While best known for the spiritual concept of the I-Thou relationship between people, Buber graced us with other fundamentals, including Over Against, Afterglow, Will and Grace, Reification, Inclusion, and Imagine the Real. And his life itself—including his defiance of the Nazis, his call for Jewish-Arab reconciliation, and his protest of Adolf Eichmann’s execution—modeled these teachings in action.

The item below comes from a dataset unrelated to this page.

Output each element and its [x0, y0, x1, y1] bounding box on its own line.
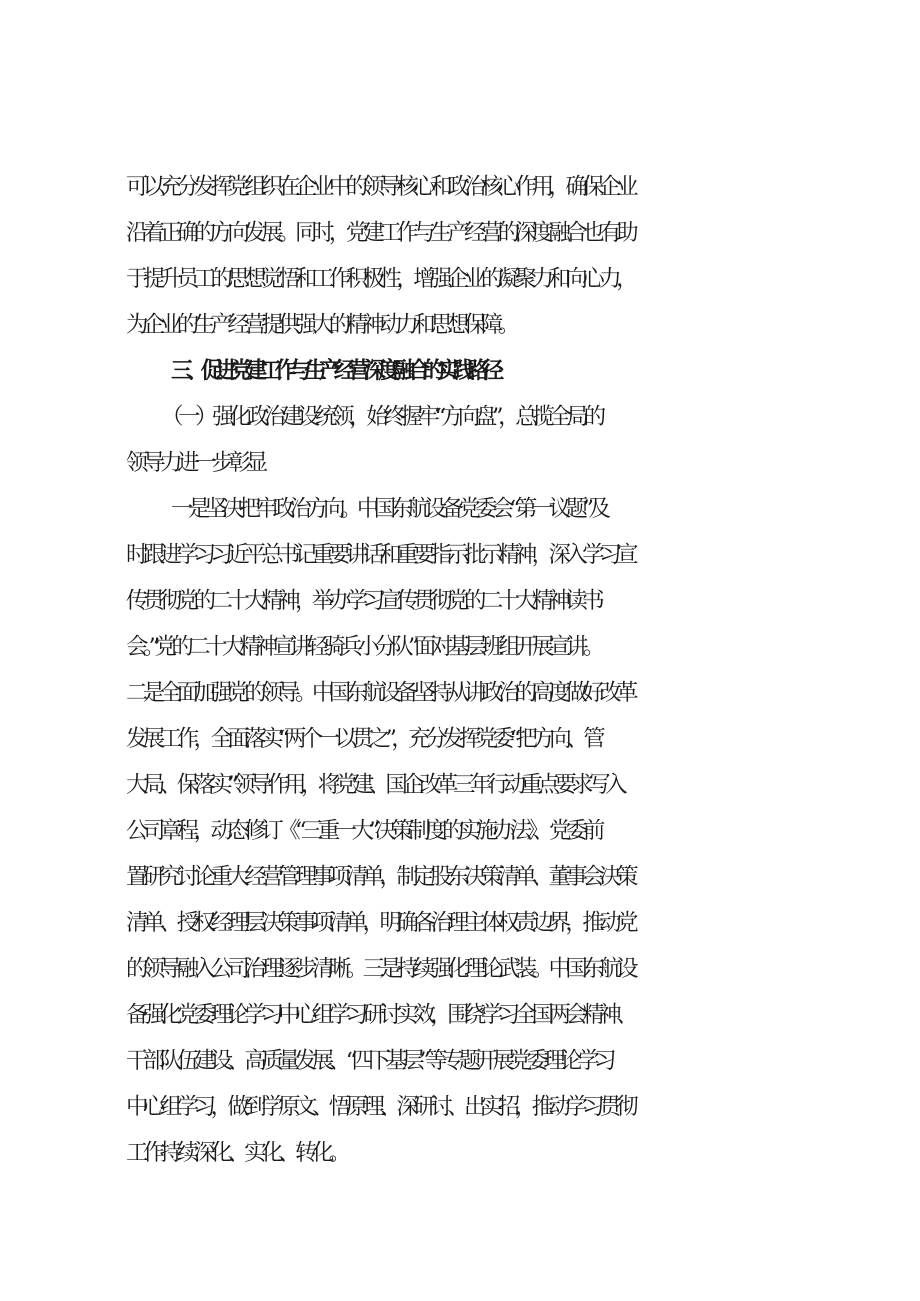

Rabbi Dennis S. Ross demonstrates Buber’s roots in Jewish thought and breaks new ground by explaining the broader scope of Buber’s life and work in a clear, conversational voice. He quotes from the weekly Torah portion; draws lessons from Jewish commentators; and sets Buber’s related words in context with Buber’s remarkable life story, Hasidic tales, and writing. A wide variety of anecdotal illustrations from Buber as well as the author’s life encourages each of us to “hallow the everyday” and seek out spirituality “hiding in plain sight.”
PUBLISHERS WEEKLY
Rabbi Ross (When a Lie Is Not a Sin) superbly distills the theology of Martin Buber (1878-1965), a consequential Jewish thinker whose focus on making human interactions meaningful influenced Martin Luther King Jr.'s "Letter from a Birmingham Jail." As Ross concedes, Buber's writings, marked by "artistic flourishes," can be "difficult reading." Ross's artful solution is to pen short sections on every Torah portion, divided into three parts: a short summary of an aspect of that portion (such as the debate over whether Noah was righteous only by the low standards of his time), followed by an interpretation of a relevant section of Buber's work, and then Ross's own perspective on and struggles with related ethical issues. Not every section is equally valuable; for example, following up a discussion of Abraham's challenging God not to destroy Sodom and Gomorrah with an anecdote about Buber confronting Reinhold Niebuhr about a partially critical review is a letdown that only undermines the implications of the biblical patriarch's famous question, "Shall not the Judge of all the earth do justly?" Despite that, this remains an invaluable entry point to a humanist thinker who sought to identify, build, and preserve "holiness in our daily routines" by putting people, rather than objects, first.